One of Berti's distillation classes (lavender...) Image courtesy A Fleur de Piel Instagram |
I have been sampling so much since last summer, making up I
guess for all the time I lost to illness.
I think now I honestly inhale and register things differently, my tastes
and personal thresholds for certain styles have alerted considerably.

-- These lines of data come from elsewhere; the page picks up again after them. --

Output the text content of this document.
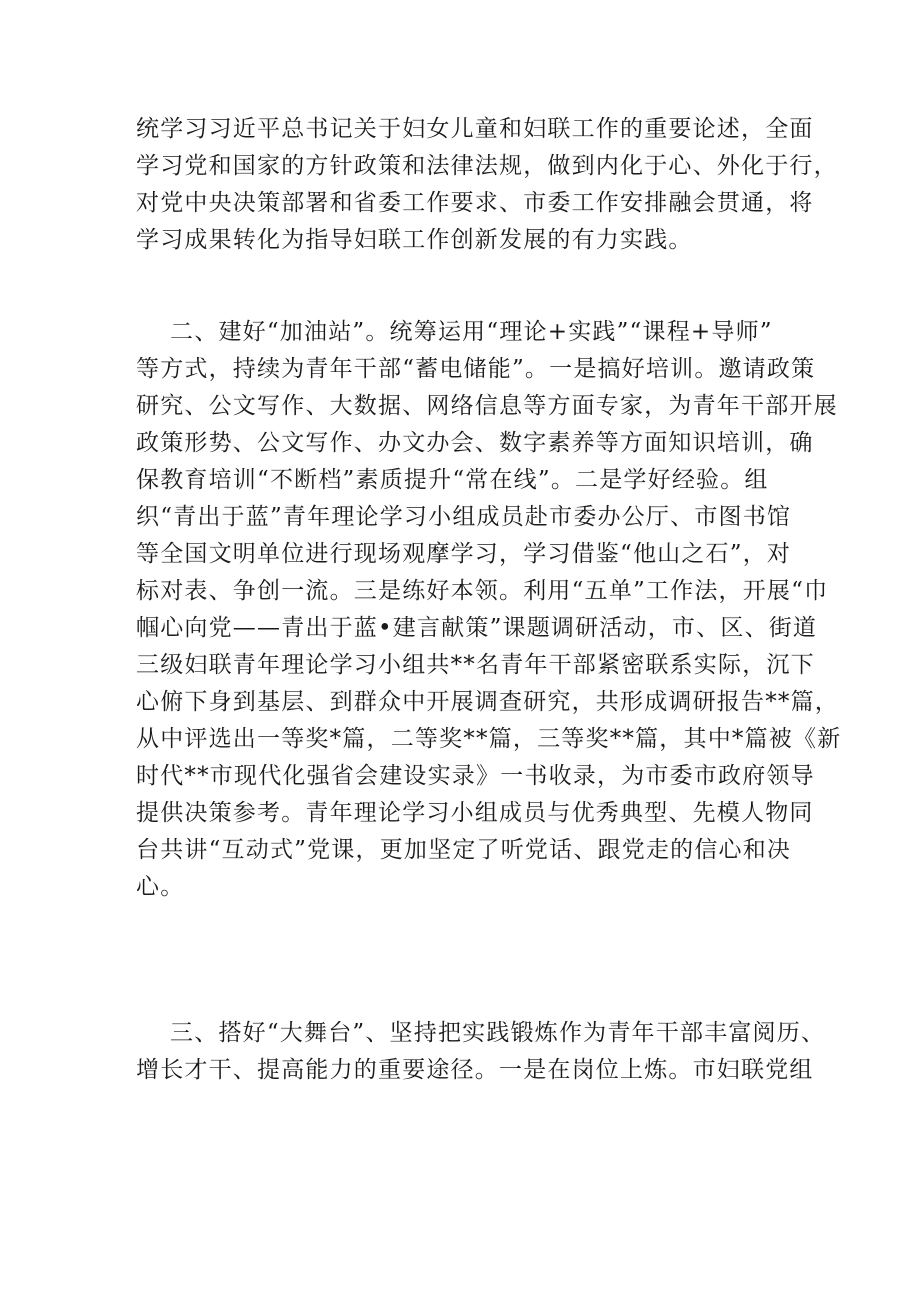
统学习习近平总书记关于妇女儿童和妇联工作的重要论述，全面
学习党和国家的方针政策和法律法规，做到内化于心、外化于行，
对党中央决策部署和省委工作要求、市委工作安排融会贯通，将
学习成果转化为指导妇联工作创新发展的有力实践。
二、建好“加油站”。统筹运用“理论+实践”“课程+导师”
等方式，持续为青年干部“蓄电储能”。一是搞好培训。邀请政策
研究、公文写作、大数据、网络信息等方面专家，为青年干部开展
政策形势、公文写作、办文办会、数字素养等方面知识培训，确
保教育培训“不断档”素质提升“常在线”。二是学好经验。组
织“青出于蓝”青年理论学习小组成员赴市委办公厅、市图书馆
等全国文明单位进行现场观摩学习，学习借鉴“他山之石”，对
标对表、争创一流。三是练好本领。利用“五单”工作法，开展“巾
帼心向党——青出于蓝•建言献策”课题调研活动，市、区、街道
三级妇联青年理论学习小组共**名青年干部紧密联系实际，沉下
心俯下身到基层、到群众中开展调查研究，共形成调研报告**篇，
从中评选出一等奖*篇，二等奖**篇，三等奖**篇，其中*篇被《新
时代**市现代化强省会建设实录》一书收录，为市委市政府领导
提供决策参考。青年理论学习小组成员与优秀典型、先模人物同
台共讲“互动式”党课，更加坚定了听党话、跟党走的信心和决
心。
三、搭好“大舞台”、坚持把实践锻炼作为青年干部丰富阅历、
增长才干、提高能力的重要途径。一是在岗位上炼。市妇联党组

Animalics, tobacco, costus, cumin, neon gourmands.. I can’t really handle them
anymore. Yet galbanum, cistus, carnation/eugenol and ozonics are examples of
things I am rediscovering with glee. Illness and an on-going meds regime have
made me acutely aware of the odours I now wear. I go scentless for days too, I
have to, I just can’t handle too much olfaction. When I do wear something, I
really appreciate it. I was going to say
I appreciated the simplicity of Berti’s perfumes but that’s not quite correct,
it is more the purity of them I think that both my skin and senses appreciated,
the limpidity of the floral arrangements. They lasted well enough, again I’m
not massively bothered right now by bombastic persistence but everyone will
have their own opinions on that.
This dream of Berti, a lyrical interpretation of field,
orchard, tree, leaf, rhizome and bloom is very personal and for now low key and
low yield, but he has lovely instinctual talent and a natural grasp so far for
the way he is going. Expanding this operationally will be complex but creating
small batch shimmering and pellucid perfumes for private clients and working
with artists is a way to maintain control over such a high maintenance
operation. Berti is a busy boy and this is good. I think E Lys and Ola in particular demonstrate the sheer beauty of enfleurage; the ways the materials
produced have such vital force and movement in air. The rose in Ola especially, really delighted me, I kept thinking about it for
days, I could smell it in my brain, visualise its blush and mauve-veined
texture.
Hyacinth enfleurage (image apped TFS) Image courtesy A Fleur de Piel Instagram |
So, say hello to Berti, follow his progress on Instagram,
his world is worth dipping into and inhaling for a while. He has a lot of
talent and this is augmenting all the time. These self-taught boys and girls
with their immersed senses and hands-on pride, they thrill me. Everyone says
you need years and years of training to become a real perfumer. Really? I
don’t think so. It depends on what you want from your perfume.